I found myself back in Austin a few weekends ago for a quick 24 hour visit, and as always, my must-have meal was an Elizabeth Street Cafe Lemongrass Tofu and Mushroom Banh Mí. Y’all, I could wax poetic about this sandwich. With it’s crusty-on-the-outside but pillowy-inside baguette, pickled veggies, and perfectly spicy tofu, their Banh Mí is one of my all time favorites.
The onset of summer inspires me to escape the routine by trying out new dishes inspired by exotic destinations.
And while I don’t have any epic plans to travel around Vietnam (yet!), this bowl is my current go-to in recreating my favorite sandwich for a quick weeknight dinner that takes me across the world, flavor-wise.
So let’s talk about the components of this bowl. First, the tofu, which IMHO gets a bad rap. Sure we’ve all had our fair share of flavorless and spongy tofu, but when prepared correctly, it’s an incredible blank canvas for carrying flavor and texture. I took a nod from Elizabeth Street Café and sautéed my tofu cubes with lemongrass, giving a subtle floral and ginger flavor.
Letting your tofu get a little golden color while sautéing is key to building the perfect texture!
My favorite ingredient in this Banh Mí bowl is the mushroom. Like tofu, I’ve had a long complicated relationship with mushrooms. As the token vegetarian at a lot of events and gatherings growing up, one of the dinner alternatives I was routinely served was a plate of grilled veggies and a giant portobello mushroom that was nothing short of lackluster. In recent years though, I’ve discovered how amazing mushrooms can be in adding an amazing umami flavor to dishes, and sautéing them with a little soy sauce is all I need to do when preparing them for bowls like this one or for recipes like a spring roll or a breakfast scramble. Plus, I’m sure we’ve all heard of the health benefits of adding mushrooms to our diets.

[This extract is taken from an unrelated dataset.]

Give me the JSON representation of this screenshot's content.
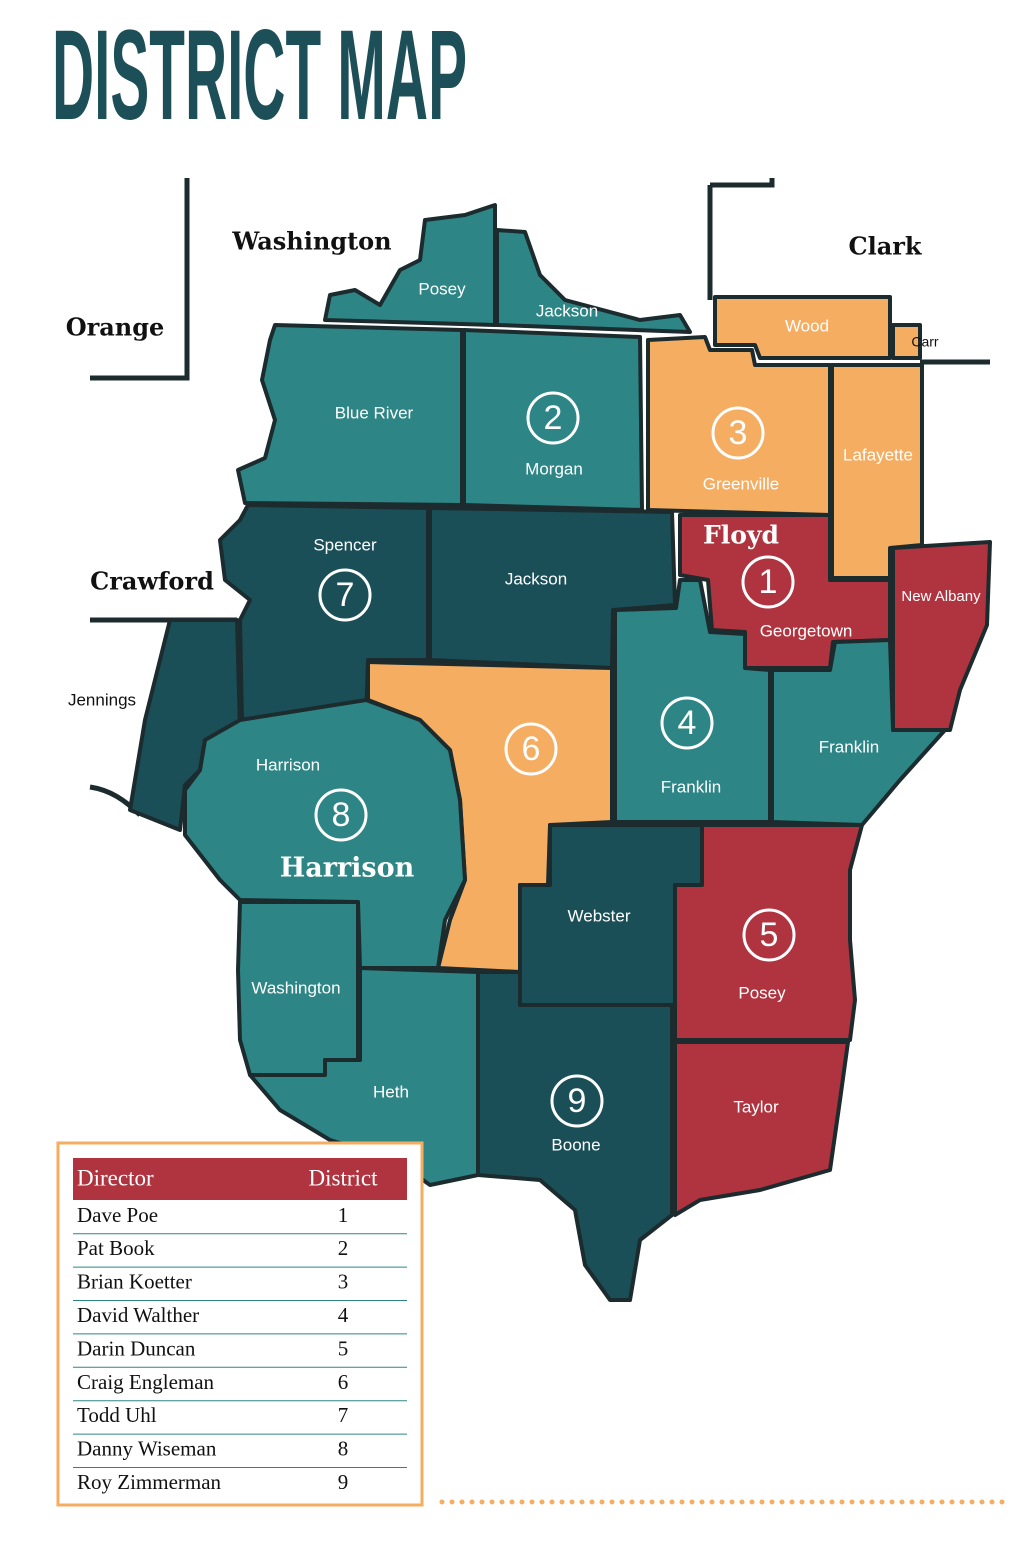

Next the pickled veggies. I’m not a pickling pro, though have learned a bit more about the process after reading Joshua McFadden’s cookbook. These veggies are so simple to make with a little quick-pickle – the process involves making a quick brine, pouring it over your veggies of choice (I used carrots and daikon), and then letting it brine. I let mine pickle overnight and it really is the perfect tangy bite to add to this bowl.
The rest is really up to you! I always have rice on hand, so I used that as the base for these bowls, but could also serve everything up over some greens, quinoa, or even just toss everything in a bowl with some broth for a warm soup. Top with some jalapeños for some spice, chop up some cilantro, squeeze over some fresh lime, dollop on some sriracha mayo, the options are all calling your name!
And while nothing will ever replace my ESC Banh Mí, this bowl definitely makes for a great second place.